In 2019, an extensive contractor education and C&D sorting reimbursement campaign through a DEQ SMM grant was enacted by non-profit Teton Valley Community Recycling, RAD Curbside, and Teton County. This effort included direct mailings, improved signage, bilingual videos, public meetings, news articles, and social media outreach. A waste sorting reimbursement was also available for any construction job initiated in 2019.
While this effort resulted in significant waste diversion that summer and we believe caused lasting behavioral change at some job sites, the COVID-fueled building boom in our rural community has led more and more contractors to operate on tight time schedules which make sorting loads on-site either logistically impossible or too burdensome given the pressure to finish the job. We also know that because waste tipping fees are a pass-through expense that many contractors will not make the effort to sort and would rather pay the higher tipping fees or “sort fee”.
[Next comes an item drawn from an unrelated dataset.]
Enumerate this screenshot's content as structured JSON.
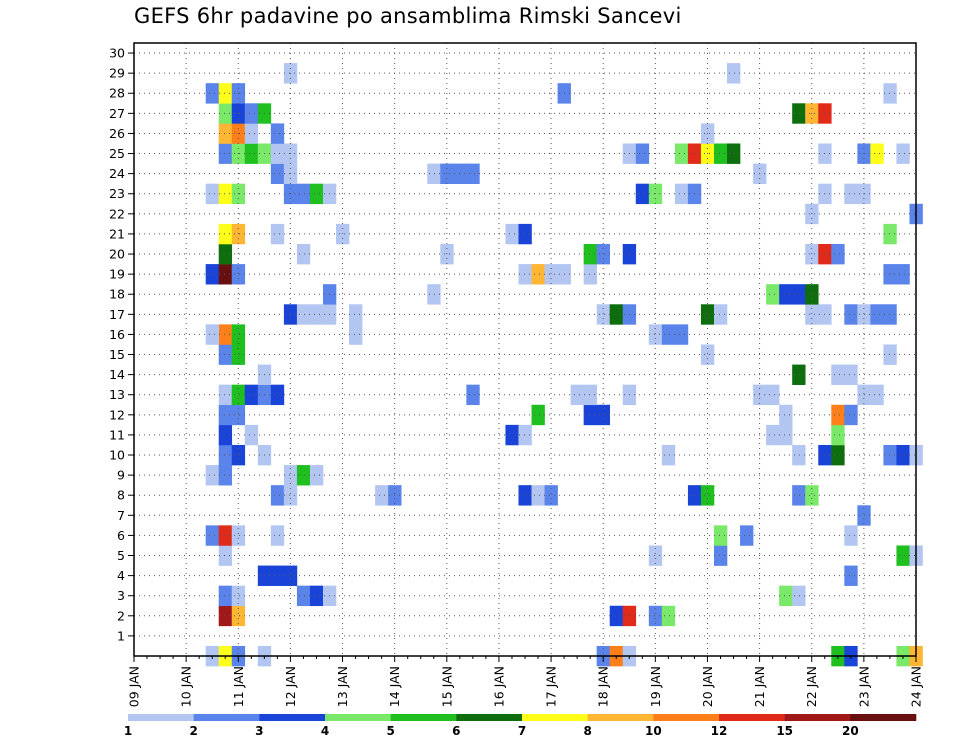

C&D waste sorting on job sites runs the risk of being improperly done due to lack of knowledge or motivation. Specially trained Transfer Station staff who specialize in sorting C&D waste will not only ensure that the job is done right, but also that it is done efficiently, with the offending contractor footing the bill through the “Sort Fee”.
Lacking a designated sorting space at the Teton County Transfer Station currently makes it impossible to recover any of the material delivered as unsorted. This project would eliminate that barrier entirely.
Once the Sorting Pad/Building is installed and the new “Sort Fee” is implemented, this waste diversion program will not only be self-sustaining, but will also allow the County to employ two to three additional employees whose primary responsibility would be waste diversion including sorting the unsorted loads, stacking and organizing salvageable materials for easier and safer public access, and supervising additional community salvage days. The new facility/program will more than pay for itself.
Additional staff would grow as diversion and sorting needs grow. This use of funds has been approved by the current Teton County Board of County Commissioners. After initial construction cost, this program would be self-sustaining including supporting additional staff, repairs/maintenance, and any monitoring.